We also have “The Potty Book for Girls” by Alyssa Satin Capucilli – www.AlyssaSatinCapucilli.com – which is better since it doesn’t have the pointless, so-called search process and it covers the mechanics, accidents, and buying big girl panties. The illustrations are funny and Hannah (the star) is a spunky character. I’ve seen a “Potty Book for Boys” at Chapters but haven’t read it as Ken already seems to have his potty routine well-established.

I picked up “Potty Poems” by Lynne Gibbs – no websiite that I could find but she has written other books – as well. It’s good, too. The illustrations are boldly-coloured and the themes of the poems are good – keeping potty close by is a good idea and using a potty with a friend keeps you from being bored, etc. There are boys and girls in this one.  

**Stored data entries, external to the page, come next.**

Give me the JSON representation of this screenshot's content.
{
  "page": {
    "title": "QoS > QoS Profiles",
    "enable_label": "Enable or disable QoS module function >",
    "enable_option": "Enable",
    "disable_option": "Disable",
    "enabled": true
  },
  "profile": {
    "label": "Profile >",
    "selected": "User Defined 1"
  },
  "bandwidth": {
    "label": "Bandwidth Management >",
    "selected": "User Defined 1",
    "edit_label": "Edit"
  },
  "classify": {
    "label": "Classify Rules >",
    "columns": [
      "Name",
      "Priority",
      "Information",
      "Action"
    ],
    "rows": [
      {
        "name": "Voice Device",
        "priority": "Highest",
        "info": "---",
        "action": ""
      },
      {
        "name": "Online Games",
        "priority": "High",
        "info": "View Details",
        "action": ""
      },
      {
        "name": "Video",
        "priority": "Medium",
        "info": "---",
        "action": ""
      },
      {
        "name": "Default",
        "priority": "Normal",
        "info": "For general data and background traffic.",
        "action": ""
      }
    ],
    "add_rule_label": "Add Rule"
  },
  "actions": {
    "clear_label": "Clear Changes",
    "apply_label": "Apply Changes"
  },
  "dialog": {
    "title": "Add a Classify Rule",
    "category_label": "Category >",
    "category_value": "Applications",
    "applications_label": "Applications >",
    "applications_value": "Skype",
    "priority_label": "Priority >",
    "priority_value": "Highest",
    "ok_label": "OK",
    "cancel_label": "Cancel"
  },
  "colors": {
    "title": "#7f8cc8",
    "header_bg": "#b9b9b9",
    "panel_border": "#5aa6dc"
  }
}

There you have it, if you need to buy a potty book for someone, you have some reader-research.

And, yes, it is amazing the number of books written about potty training there were 170 entries listed (some duplicates) on www.Chapters.ca when I was searching for the name of the author of Potty Poems and it wasn’t even among them. I had to go home and look at the book. Is my generation obsessed with our kids? Seems like.

4:00 am is sleeping time

Thursday, September 7th, 2006

At 4:00 this morning Reid woke up. She was asking me “Daddy doing?” ie, what Daddy was doing (sleeping in the big beg), Aunty Amanda doing? (sleeping in her bed), Marsh aka Mars? (sleeping on the big bed), Leo?, Baby?, Winnie Pook? (we call Clio “Pook”) all sleeping but not Mama and not Reid. After determining that everyone was sleeping, Reid decided to say “Anh” which is her code for needing to use the potty. To be sure (and I because I was hoping to go back to sleep :+), I asked if she had to go pee. “Unh-huh bathroom,” she responded as thought I might insist she go in her diaper. Then she added, “Little potty Reid, big potty Mama.” Maybe she did know that I was really tired.

She was a chatty Cathy in the bathroom. I was starting to fall asleep when she finally agreed to go back to bed. She was still chatty but I was able to snooze and she eventually fell back asleep. I’m still glad that she is potty trained, though.